Even though the environmental occurrence of pesticide transformation products is well established, ecotoxicological data for transformation products are often lacking. Therefore, it remains an open question for regulators how to handle transformation products in the process of authorization and risk assessment. Transformation products may (1) possess a similar mode of toxic action as the parent compound, (2) exhibit unexpected effects towards non-target organisms or (3) contribute to overall mixture toxicity through baseline toxicity even if the specific activity of the parent compound is lost. In the present study, a systematic and integrated approach is presented to differentiate between these three options with the goal of identifying transformation products that significantly add to the risk posed by the parent compound.

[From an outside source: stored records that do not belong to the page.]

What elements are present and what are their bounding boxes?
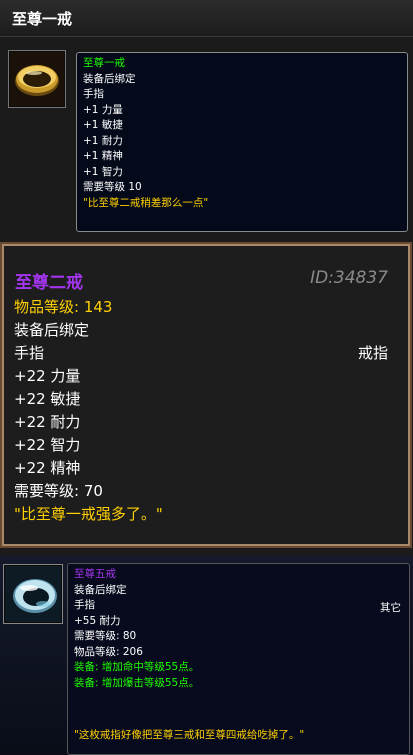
panel1-title: 至尊一戒 <box>12 10 73 28</box>
stat-line: +1 力量 <box>83 103 123 116</box>
stat-line: +1 耐力 <box>83 134 123 147</box>
stat-line: +22 智力 <box>14 436 81 454</box>
slot-text: 手指 <box>14 344 45 362</box>
stat-line: +22 耐力 <box>14 413 81 431</box>
stat-line: +22 敏捷 <box>14 390 81 408</box>
stat-line: +55 耐力 <box>74 614 121 627</box>
equip-effect: 装备: 增加爆击等级55点。 <box>74 676 200 689</box>
item-level-row: 物品等级: 143 <box>14 296 163 319</box>
silver-ring-icon <box>5 566 61 622</box>
stat-line: +1 智力 <box>83 165 123 178</box>
item-name: 至尊一戒 <box>83 57 125 69</box>
bind-text: 装备后绑定 <box>83 72 136 85</box>
stat-line: +22 精神 <box>14 459 81 477</box>
slot-text: 手指 <box>74 599 95 611</box>
flavor-text: "比至尊二戒稍差那么一点" <box>83 196 209 209</box>
stat-line: +1 精神 <box>83 150 123 162</box>
bind-text: 装备后绑定 <box>74 583 127 596</box>
item-name: 至尊五戒 <box>74 568 116 580</box>
stat-line: +22 力量 <box>14 367 81 385</box>
bind-text: 装备后绑定 <box>14 321 90 339</box>
item-level-label: 物品等级: <box>14 298 80 316</box>
stat-line: +1 敏捷 <box>83 119 123 131</box>
panel1-header: 至尊一戒 <box>0 0 413 37</box>
flavor-text: "这枚戒指好像把至尊三戒和至尊四戒给吃掉了。" <box>74 729 305 741</box>
item-id: ID:34837 <box>310 268 388 288</box>
equip-effect: 装备: 增加命中等级55点。 <box>74 661 200 673</box>
required-level: 需要等级: 70 <box>14 482 103 500</box>
item-level: 物品等级: 206 <box>74 645 143 658</box>
gold-ring-icon <box>10 52 64 106</box>
item-name: 至尊二戒 <box>15 273 83 293</box>
item-level-value: 143 <box>83 298 113 316</box>
item-tooltip-large: 至尊二戒 ID:34837 物品等级: 143 装备后绑定 手指 +22 力量 … <box>2 244 410 546</box>
slot-type: 其它 <box>380 602 401 614</box>
tooltip-item-1: 至尊一戒 装备后绑定 手指 +1 力量 +1 敏捷 +1 耐力 +1 精神 +1… <box>76 52 408 232</box>
slot-text: 手指 <box>83 88 104 100</box>
item-icon-silver-ring[interactable] <box>3 564 63 624</box>
required-level: 需要等级 10 <box>83 181 142 193</box>
required-level: 需要等级: 80 <box>74 630 137 642</box>
tooltip-item-3: 至尊五戒 装备后绑定 手指 +55 耐力 需要等级: 80 物品等级: 206 … <box>67 563 410 755</box>
flavor-text: "比至尊一戒强多了。" <box>14 505 163 523</box>
item-icon-gold-ring[interactable] <box>8 50 66 108</box>
slot-type: 戒指 <box>357 344 388 362</box>
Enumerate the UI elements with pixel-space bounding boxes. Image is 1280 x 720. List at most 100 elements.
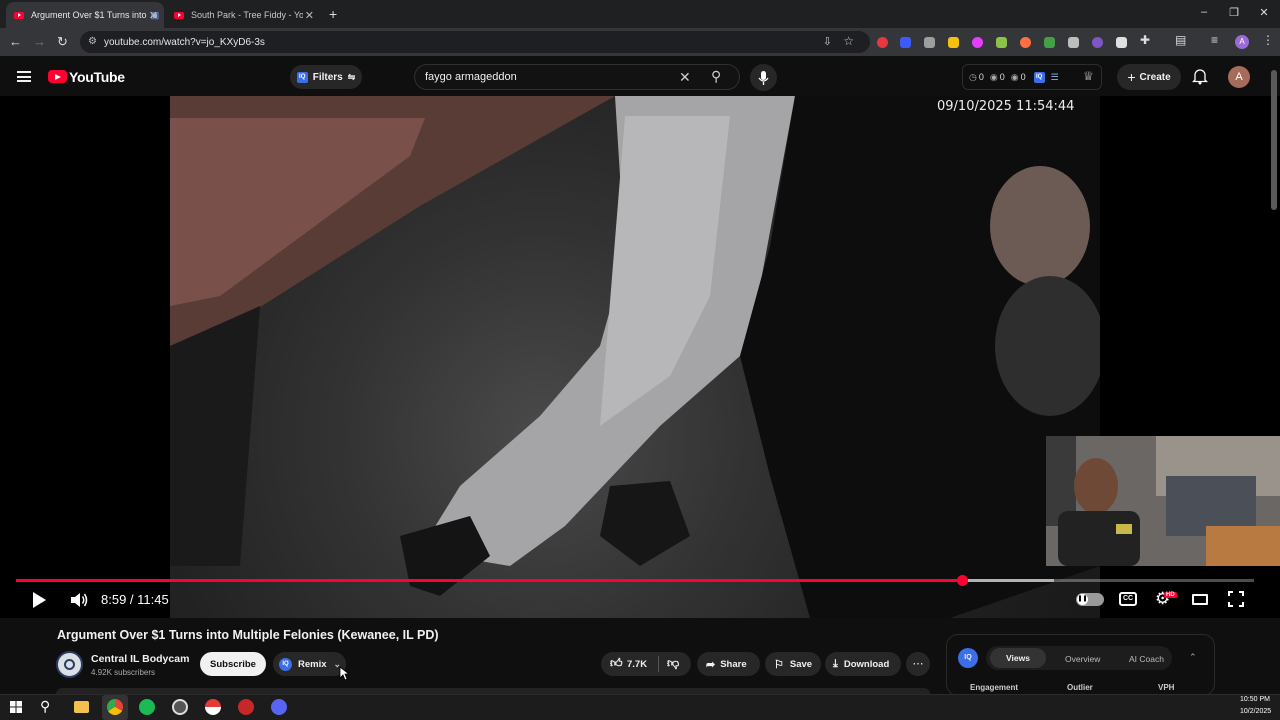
download-button[interactable]: ⤓ Download <box>825 652 901 676</box>
close-tab-icon[interactable]: ✕ <box>305 9 314 22</box>
trophy-icon[interactable]: ♕ <box>1083 69 1094 83</box>
pause-icon: ❚❚ <box>1077 594 1088 605</box>
extension-icon[interactable] <box>1044 37 1055 48</box>
app-icon[interactable] <box>172 699 188 715</box>
filters-button[interactable]: IQ Filters ⇋ <box>290 65 362 89</box>
list-icon: ☰ <box>1050 71 1059 82</box>
install-app-icon[interactable]: ⇩ <box>823 35 832 48</box>
notifications-bell-icon[interactable] <box>1192 68 1208 85</box>
progress-scrubber-handle[interactable] <box>956 575 968 586</box>
autoplay-toggle[interactable]: ❚❚ <box>1076 593 1104 606</box>
remix-button[interactable]: IQ Remix ⌄ <box>273 652 346 676</box>
theater-mode-icon[interactable] <box>1192 594 1208 605</box>
volume-icon[interactable] <box>70 591 89 609</box>
extension-icon[interactable] <box>877 37 888 48</box>
like-count[interactable]: 7.7K <box>627 659 647 670</box>
search-input[interactable]: faygo armageddon ✕ ⚲ <box>414 64 740 90</box>
create-button[interactable]: + Create <box>1117 64 1181 90</box>
browser-tab[interactable]: South Park - Tree Fiddy - YouTube ✕ <box>166 2 320 28</box>
like-dislike-group: 👍︎ 7.7K 👎︎ <box>601 652 691 676</box>
url-text: youtube.com/watch?v=jo_KXyD6-3s <box>104 36 265 48</box>
back-arrow-icon[interactable]: ← <box>9 34 22 49</box>
voice-search-button[interactable] <box>750 64 777 91</box>
extension-icon[interactable] <box>1068 37 1079 48</box>
vidiq-icon: IQ <box>296 71 308 83</box>
youtube-logo-icon[interactable] <box>48 70 67 83</box>
extension-icon[interactable] <box>996 37 1007 48</box>
youtube-logo-text[interactable]: YouTube <box>69 69 125 85</box>
thumbs-down-icon[interactable]: 👎︎ <box>667 656 679 671</box>
captions-icon[interactable]: CC <box>1119 592 1137 606</box>
more-actions-button[interactable]: ⋯ <box>906 652 930 676</box>
side-panel-icon[interactable]: ▤ <box>1175 33 1186 47</box>
streamer-webcam-image <box>1046 436 1280 566</box>
share-button[interactable]: ➦ Share <box>697 652 760 676</box>
close-window-button[interactable]: ✕ <box>1257 6 1271 19</box>
chrome-icon[interactable] <box>107 699 123 715</box>
tab-overview[interactable]: Overview <box>1065 654 1100 664</box>
discord-icon[interactable] <box>271 699 287 715</box>
close-tab-icon[interactable]: ✕ <box>149 9 158 22</box>
collapse-chevron-icon[interactable]: ⌃ <box>1189 652 1197 663</box>
download-label: Download <box>843 658 890 670</box>
thumbs-up-icon[interactable]: 👍︎ <box>610 656 623 671</box>
channel-name[interactable]: Central IL Bodycam <box>91 653 189 665</box>
play-icon[interactable] <box>31 591 47 609</box>
windows-start-icon[interactable] <box>10 701 22 713</box>
webcam-overlay <box>1046 436 1280 566</box>
browser-profile-avatar[interactable]: A <box>1235 35 1249 49</box>
tab-views[interactable]: Views <box>990 648 1046 668</box>
taskbar-search-icon[interactable]: ⚲ <box>40 698 50 715</box>
column-vph: VPH <box>1158 683 1175 692</box>
page-scrollbar[interactable] <box>1271 70 1277 210</box>
youtube-favicon-icon <box>14 11 24 19</box>
forward-arrow-icon[interactable]: → <box>33 34 46 49</box>
browser-menu-icon[interactable]: ⋮ <box>1262 33 1274 47</box>
subscribe-button[interactable]: Subscribe <box>200 652 266 676</box>
tab-title: South Park - Tree Fiddy - YouTube <box>191 10 303 20</box>
fullscreen-icon[interactable] <box>1228 591 1244 607</box>
browser-tab-active[interactable]: Argument Over $1 Turns into ▣ ✕ <box>6 2 164 28</box>
minimize-button[interactable]: – <box>1197 6 1211 18</box>
extension-icon[interactable] <box>1116 37 1127 48</box>
extension-icon[interactable] <box>1092 37 1103 48</box>
reload-icon[interactable]: ↻ <box>57 34 68 50</box>
time-display: 8:59 / 11:45 <box>101 592 169 607</box>
clear-search-icon[interactable]: ✕ <box>679 69 691 86</box>
channel-avatar[interactable] <box>56 651 83 678</box>
tab-ai-coach[interactable]: AI Coach <box>1129 654 1164 664</box>
spotify-icon[interactable] <box>139 699 155 715</box>
address-bar[interactable]: ⚙ youtube.com/watch?v=jo_KXyD6-3s ⇩ ☆ <box>80 31 870 53</box>
vidiq-badge: IQ <box>958 648 978 668</box>
pokeball-icon[interactable] <box>205 699 221 715</box>
save-button[interactable]: ⚐ Save <box>765 652 821 676</box>
extension-icon[interactable] <box>924 37 935 48</box>
video-frame[interactable] <box>170 96 1100 618</box>
taskbar-date[interactable]: 10/2/2025 <box>1240 708 1271 715</box>
progress-bar-played <box>16 579 963 582</box>
extension-icon[interactable] <box>972 37 983 48</box>
vidiq-stats-bar[interactable]: ◷ 0 ◉ 0 ◉ 0 IQ ☰ <box>962 64 1102 90</box>
column-engagement: Engagement <box>970 683 1019 692</box>
youtube-favicon-icon <box>174 11 184 19</box>
menu-hamburger-icon[interactable] <box>17 71 31 82</box>
app-icon[interactable] <box>238 699 254 715</box>
eye-icon: ◉ <box>1010 71 1019 82</box>
user-avatar[interactable]: A <box>1228 66 1250 88</box>
extension-icon[interactable] <box>900 37 911 48</box>
search-icon[interactable]: ⚲ <box>711 68 721 85</box>
extension-icon[interactable] <box>1020 37 1031 48</box>
new-tab-button[interactable]: + <box>329 6 337 22</box>
stat-value: 0 <box>999 72 1005 82</box>
extensions-puzzle-icon[interactable]: ✚ <box>1140 33 1150 47</box>
media-controls-icon[interactable]: ≡ <box>1211 33 1218 47</box>
taskbar-clock[interactable]: 10:50 PM <box>1240 696 1270 703</box>
sliders-icon: ⇋ <box>347 71 356 82</box>
file-explorer-icon[interactable] <box>74 701 89 713</box>
restore-button[interactable]: ❐ <box>1227 6 1241 19</box>
share-arrow-icon: ➦ <box>706 658 716 671</box>
bodycam-timestamp: 09/10/2025 11:54:44 <box>937 99 1075 114</box>
site-info-icon[interactable]: ⚙ <box>88 36 97 47</box>
bookmark-star-icon[interactable]: ☆ <box>843 34 854 48</box>
extension-icon[interactable] <box>948 37 959 48</box>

Quantitative structure-activity relationships (QSAR) and a toxic ratio (TR) analysis were used to evaluate the toxicity and mode of toxic action of the transformation products relative to the parent compound. In addition, mixture toxicity experiments were used as diagnostic tools to underpin the mode of action analysis and to elucidate whether the transformation products possess a similar risk potential as the parent compound. As an illustrative example, the phenylurea herbicide diuron was chosen since a sound basis of ecotoxicological data was available not only for diuron itself but also for most of its transformation products. Effects were investigated using the most sensitive species, algae, and the non-target organism Daphnia magna, for which a previous QSAR-analysis of literature data suggested a specific hazard. In the present study the primary transformation products 1-(3,4-dichlorophenyl)-3-methlyurea (DCPMU), 3-(3-chlorophenyl)-1,1-dimethylurea (MCPDMU), and 1-(3,4-dichlorophenyl)urea (DCPU) were identified as specific toxicants in algae, but as baseline toxicants in daphnids. The subsequent loss of the methylurea group during degradation, which formed 3,4-dichloroaniline, led to a clear detoxification in algae but to an increase in toxicity in daphnids. It could be shown that 3,4-dichloroaniline acted as baseline toxicant in algae, but showed a specific mode of toxic action in daphnids. Mixture toxicity experiments confirmed this mode of action analysis.